Ever follow a band for up to ten years? Ever notice how a band’s sound changes over time? “Nothing is ever good as the original,” some may say. “They have changed their sound, and I don’t like it,” others may say.
The same can be held true for the automotive world. When it comes to historic cars, the original Ford Mustang will never be topped. The chassis was based on the Ford Fairlane and Ford Falcon. The design of the original Mustang at the right price point made it a huge hit in the United States. Hundreds of thousands of cars were sold within months.
Just to contrast the volume of what that number looks like, as much hype as the Scion FR-S (Toyota GT86) has received in the past two years, over 15,000 units have been sold within the first 12 months. That in itself is considered a success for the market.
Basically, within four days of the original Mustang being put to sale, it outsold the Scion FR-S for an entire year! When one considers how much the population has changed in the past 49 years from then to now, the number is outstanding.
The Mustang has changed its sound. The front hood is more flat. The stance of the car has a bit more squat. The rear view of the car is newly rounded. I can even see Aston Martin-like proportions of the cabin in relation to the hood line and rear decklid.
Fortunately, they deviated from the original concept design and added similarities to the previous generation Mustang. The original concept had a Ford Fusion-like front end, a cabin that was too low and tight, and a nearly non-existant rear deck.
Once the front end added headlights similar to the previous generation, and lower facia with a larger open grille, the Mustang face was created. It looks sharp, refined, and still aggressive. It’s no longer an outright muscle car, it is now a sports car.

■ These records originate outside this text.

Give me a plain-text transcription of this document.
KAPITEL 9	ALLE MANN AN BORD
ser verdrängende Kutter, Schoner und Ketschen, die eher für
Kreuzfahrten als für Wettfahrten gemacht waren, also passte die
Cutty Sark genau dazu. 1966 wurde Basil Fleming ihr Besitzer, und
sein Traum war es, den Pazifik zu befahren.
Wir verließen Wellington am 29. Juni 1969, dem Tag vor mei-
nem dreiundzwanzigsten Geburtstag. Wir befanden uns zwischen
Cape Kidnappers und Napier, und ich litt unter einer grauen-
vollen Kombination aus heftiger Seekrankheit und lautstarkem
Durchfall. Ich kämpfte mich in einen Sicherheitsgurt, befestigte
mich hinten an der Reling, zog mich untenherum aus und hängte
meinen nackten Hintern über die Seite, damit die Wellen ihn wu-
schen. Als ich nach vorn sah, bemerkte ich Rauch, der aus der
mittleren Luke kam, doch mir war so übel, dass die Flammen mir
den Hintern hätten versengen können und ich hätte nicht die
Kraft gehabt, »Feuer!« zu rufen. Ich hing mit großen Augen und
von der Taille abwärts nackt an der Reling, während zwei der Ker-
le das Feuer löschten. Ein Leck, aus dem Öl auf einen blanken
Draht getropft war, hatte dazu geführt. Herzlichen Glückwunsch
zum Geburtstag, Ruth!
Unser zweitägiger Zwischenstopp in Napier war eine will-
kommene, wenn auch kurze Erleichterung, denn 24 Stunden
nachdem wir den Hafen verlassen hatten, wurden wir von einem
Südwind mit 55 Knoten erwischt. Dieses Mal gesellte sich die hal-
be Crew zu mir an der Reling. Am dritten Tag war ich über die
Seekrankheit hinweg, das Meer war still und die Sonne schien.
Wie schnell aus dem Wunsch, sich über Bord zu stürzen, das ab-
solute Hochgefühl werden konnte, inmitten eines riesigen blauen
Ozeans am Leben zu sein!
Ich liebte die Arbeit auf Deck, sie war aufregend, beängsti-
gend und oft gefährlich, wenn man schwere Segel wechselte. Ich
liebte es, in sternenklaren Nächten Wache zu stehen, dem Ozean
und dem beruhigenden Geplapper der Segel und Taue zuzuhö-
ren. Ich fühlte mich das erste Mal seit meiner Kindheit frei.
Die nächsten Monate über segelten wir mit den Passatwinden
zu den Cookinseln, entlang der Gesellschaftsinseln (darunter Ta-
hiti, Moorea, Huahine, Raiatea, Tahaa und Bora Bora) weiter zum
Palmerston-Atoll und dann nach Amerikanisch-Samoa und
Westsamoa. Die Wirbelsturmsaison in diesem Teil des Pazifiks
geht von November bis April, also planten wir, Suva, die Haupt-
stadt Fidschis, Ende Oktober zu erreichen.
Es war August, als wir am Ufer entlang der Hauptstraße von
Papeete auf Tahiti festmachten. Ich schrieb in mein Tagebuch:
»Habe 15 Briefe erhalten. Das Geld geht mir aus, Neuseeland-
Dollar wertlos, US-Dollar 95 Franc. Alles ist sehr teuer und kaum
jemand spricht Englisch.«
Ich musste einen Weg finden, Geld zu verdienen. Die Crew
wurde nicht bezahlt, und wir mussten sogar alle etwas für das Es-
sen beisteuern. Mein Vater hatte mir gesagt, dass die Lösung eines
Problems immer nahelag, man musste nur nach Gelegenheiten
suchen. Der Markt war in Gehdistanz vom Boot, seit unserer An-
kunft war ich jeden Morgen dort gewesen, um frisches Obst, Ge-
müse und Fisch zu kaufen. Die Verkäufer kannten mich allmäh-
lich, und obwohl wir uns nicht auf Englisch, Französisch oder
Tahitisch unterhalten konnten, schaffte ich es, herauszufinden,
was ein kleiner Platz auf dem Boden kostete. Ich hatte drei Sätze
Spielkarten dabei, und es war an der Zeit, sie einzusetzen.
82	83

Given that the target price hovers around $25,000, the competition remains the same. When the previous generation was released, it was possible to get a stripped-down Mustang for under $20,000. The $5,000 difference though, is worth it.
The base will come in a v6 form with over 300 horsepower. The redesign may allure customers that were once interested in the Toyota GT86 or Hyundai Genesis Coupe. This car is a better alternative to both for those who want the horsepower and torque, without the stigma of dated muscle car handling. The Mustang finally arrives with independent rear suspension as well.
I am personally happy to see that the Mustang has changed its tune. It may just be enough to sway me away from a Scion FR-S down the line.